My main rig is a P520 (W-2140B, 4x32g 2133, 5700xt). I don't recommend these old platforms anymore. You can do a 12600kf build for a little more than twice the $, which is WELL worth it as I'm CPU bound in EVERYTHING I do.
My current bedroom pc with a brand new z590 mobo and ssd is still cheaper and rest of the components used was still cheaper than my ps5 which was 7600sek, or 640€. I got an vega 64 which is used and an 1080ti, so even if they cant raytrace either gpu with the 10400f/32GB ddr4 ram and 1TB ssd with rmx 750w psu is pretty much what the ps5 is capable of,rasterization wise. Remember that the gpu in the ps5 is actually as fast as an 5700xt/6600xt.
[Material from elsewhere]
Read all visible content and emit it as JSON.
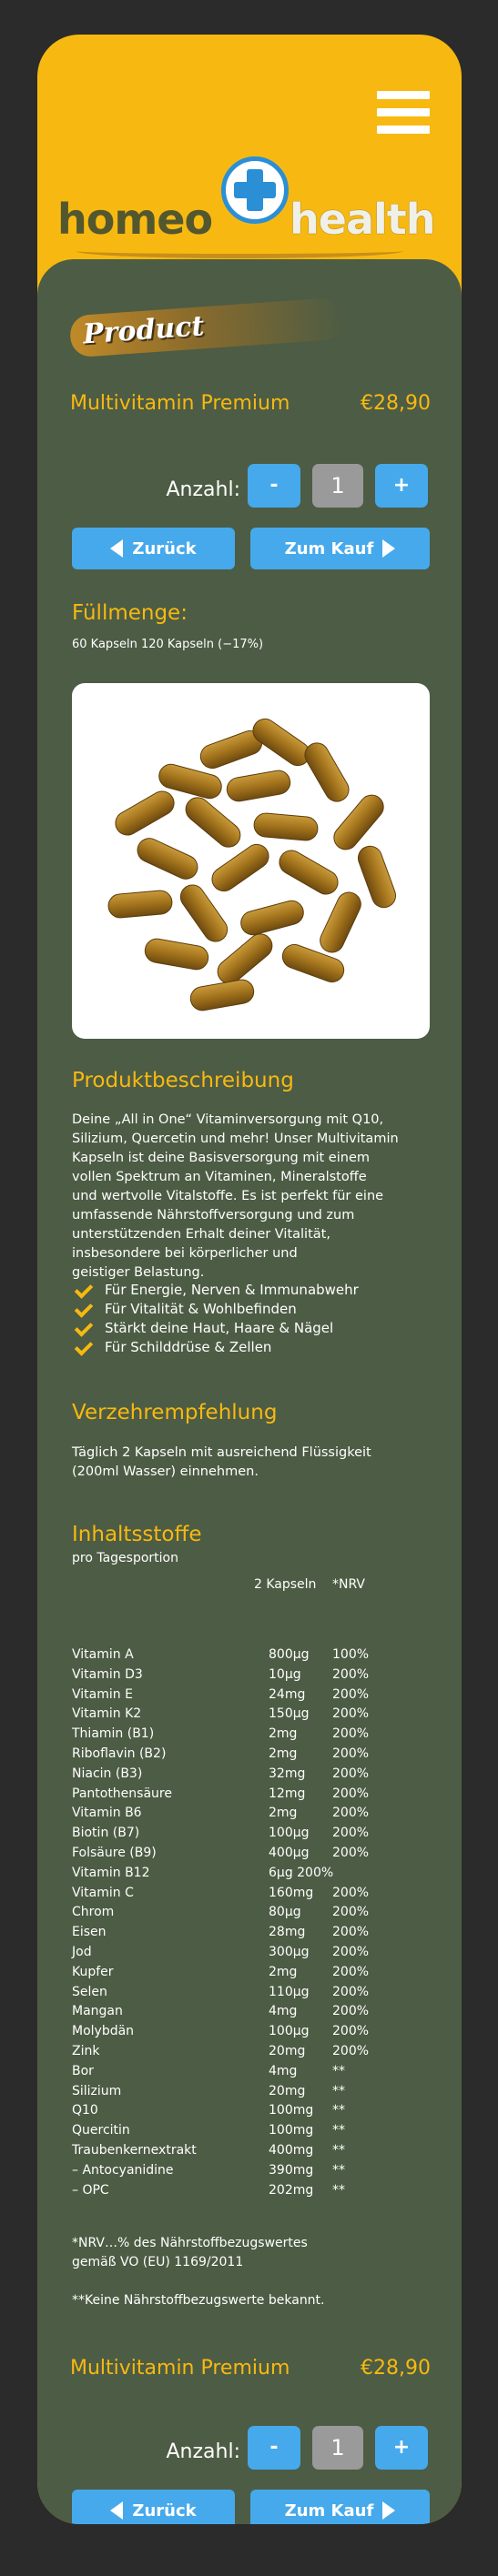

There's actually a very specific but not uncommon scenario that easily kills the series x. All it takes is buying the expansion drive. The best way to explain this is to explain why its so hard to build a ps5 killer. 1. Lower starting price. The ps5 digital only costs $400. There's no good reason to compare a pc to the physical version, but the series x only has a $500 physical version that has to be used for comparison. 2. Solid gen4 SSD. A series x build only requires gen3, you can save money on both the motherboard and ssd when building an xsx killer as it's ssd doesn't even reach full gen3 speeds. 3. Uses pc ssds for expanded storage. It costs $70 to buy a solid 1tb ssd for the ps5 and for the pc it would be compared to. The much slower xsx 1tb ssd costs $150. A faster 2tb gen3 ssd costs around half that. An all new gen4 capable "console killer" pc costs around $650 compared to the ps5 digital's $400. Adding a 1tb drive to the ps5 costs another $70 while changing the pc's drive adds $50. Doesn't do much to help the PC's value. But with that same $650 when comparing to the xsx we can save $25 by switching to a gen3 mobo and use it to get a 2tb gen3 ssd instead of a 1tb gen4 one. Suddenly the pc and the xsx cost the same both being new. Any storage added to the xsx beyond that destroys its value even more. $780 for a series x + 2tb expansion card. $780 gets you a gpu upgrade, mobo upgrade to gen4, and 2tb of top tier gen4 ssd + 1tb of faster than xsx gen3 ssd.